In the combat shown above, the score was:
Defending player's surviving creatures: 1/4, 0/1 1 + 4 + 0 + 1 = 6 Attacking player's surviving creature: 3/3 3 + 3 = 6 Damage dealt to defending player: 3 6 - 6 - 3/2 = -1.5
If the defending player had not blocked at all in the combat described above, the score would have been
8 - 10 - (5/2) = -4.5
The optimal choice for the defending player would have been to block the
2/2 with the
1/1 and the
1/4, and to block the
3/3 with the
0/1. If they had done so, only
1/4 and the
3/3 would have survived, and no damage would have been dealt to the defending player, making the score
5 - 6 - (0/2) = -1
Your challenge is to write a program which will output the optimal blocking choice for the defending player. "Optimal" means the choice which maximizes the score, given that the opponent distributes damage in the way which minimizes the score, given how you blocked.
This is a maximin: The maximum score over the damage distributions which minimize score for each blocking combination.
Input: The input will consist of two lists of 2-tuples, where each 2-tuple is of the form (Power, Toughness). The first list will contain the powers and toughnesses of each attacking creature (you opponent's creatures). The second list will contain the powers and toughnesses of each of your creatures.
Tuples and lists may be represented in any convenient format, such as:
[[2, 2], [3, 3]] [[1, 4], [1, 1], [0, 1]]

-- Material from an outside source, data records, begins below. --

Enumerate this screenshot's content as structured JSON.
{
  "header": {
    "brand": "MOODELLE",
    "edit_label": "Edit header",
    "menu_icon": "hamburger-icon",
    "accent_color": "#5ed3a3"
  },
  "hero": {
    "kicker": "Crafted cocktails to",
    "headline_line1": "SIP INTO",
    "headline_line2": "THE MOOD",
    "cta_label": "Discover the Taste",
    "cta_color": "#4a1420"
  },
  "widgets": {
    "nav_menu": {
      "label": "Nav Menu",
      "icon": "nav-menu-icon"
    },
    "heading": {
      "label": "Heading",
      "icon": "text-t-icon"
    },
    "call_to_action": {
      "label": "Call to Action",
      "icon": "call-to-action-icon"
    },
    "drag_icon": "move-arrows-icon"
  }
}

Output: The output will consist of a series of 2-tuples, in the form (blocking creature, blocked creature) - that is, one of your creatures followed by one of their creatures. Creatures will be refered to by their index in the input lists. Indexes may be 0 or 1 indexed. Again, any convenient format. Any order is fine. For example, the optimal blocking scenario from above, given the above input, might be represented as:
[0, 0] # 1/4 blocks 2/2 [1, 0] # 1/1 blocks 2/2 [2, 1] # 0/1 blocks 3/3
Input: [[2, 2], [3, 3]] [[1, 4], [1, 1], [0, 1]] Output: [0, 0] [1, 0] [2, 1] Input: [[3, 3], [3, 3]] [[2, 3], [2, 2], [2, 2]] Output: [1, 0] [2, 0] or [1, 1] [2, 1] Input: [[3, 1], [7, 2]] [[0, 4], [1, 1]] Output: [1, 0] or [0, 0] [1, 0] Input: [[2, 2]] [[1, 1]] Output: (No output tuples).
Input and output may be via STDIN, STDOUT, CLA, function input/return, etc. Standard loopholes apply. This is code-golf: shortest code in bytes wins.
To clarify the spec and provide initial ideas, this pastebin provides a reference solution in Python. The
best_block function is a sample solution to this challenge, and running the program will provide more verbose input and output.